Адриан закрыл глаза.
Он отчетливо услышал звук выстрела. Прошли тысячные, затем сотые доли секунды, затем секунда-другая, а смерть все не наступала.
Он по-прежнему ощущал влажную землю под щекой. Он чувствовал, как бьется его сердце, как боль все сильнее терзает его тело. Он даже чувствовал, как проклятая болезнь, словно воспользовавшись тем, что случилось, и тем, что ему было не до того, чтобы сопротивляться ей, перешла в решительное и уже необратимое наступление. Как это происходило, он и сам не понимал, но почему-то угасание собственного разума и стирание былых воспоминаний из памяти Адриан Томас ощущал отчетливо.

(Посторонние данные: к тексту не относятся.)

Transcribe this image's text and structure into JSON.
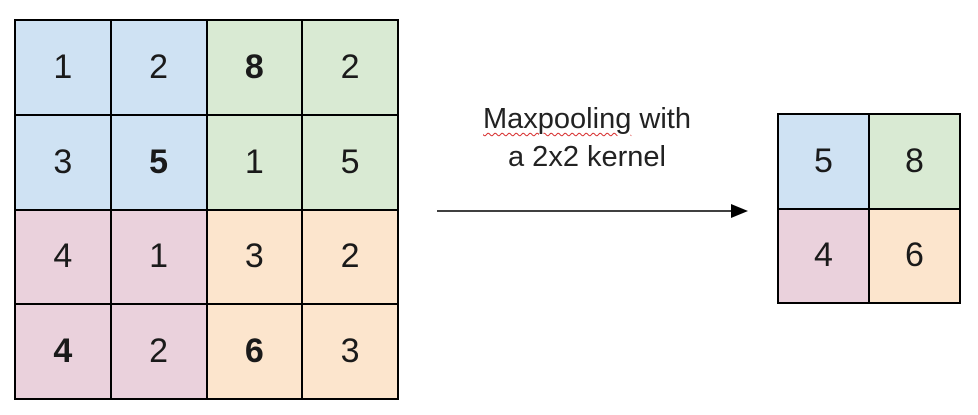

Ему очень хотелось еще раз услышать голос жены, сына, брата… Он хотел вспомнить какое-нибудь стихотворение, которое облегчило бы ему переход в безумие, беспамятство и в иной мир. Увы, любимые стихи не приходили ему на память, а любимые голоса по-прежнему хранили молчание. Парализованный Адриан лежал на земле и беспомощно наблюдал за тем, как остатки его разума погружаются в темную пучину забвения. Но при всем этом смерть почему-то медлила и отказывалась принимать его в свои объятия.
Веки Адриана Томаса дрогнули, и каким-то неимоверным усилием ему удалось открыть глаза.
То, что он увидел, показалось ему гораздо больше похожим на безумную галлюцинацию, чем регулярно являвшиеся ему призраки мертвых родственников.
Линда лежала на земле, лицом вниз. То есть нет, не лицом, а тем, что осталось от ее головы после прямого попадания пистолетной пули с близкого расстояния. Осколки черепа и остатки мозга кровавым цветком расцвели на стебле ее тонкой шеи.
За обезображенным трупом женщины стоял Марк Вольф.
В руках он сжимал пистолет инспектора Коллинз.
Адриану очень хотелось засмеяться, но парализованное тело и мышцы лица отказывались подчиняться ему. «Жаль, — подумал он, — было бы неплохо умереть с улыбкой. Такая смерть была бы, наверное, более осмысленной, чем переход в иной мир в слезах и с лицом, перекошенным от боли».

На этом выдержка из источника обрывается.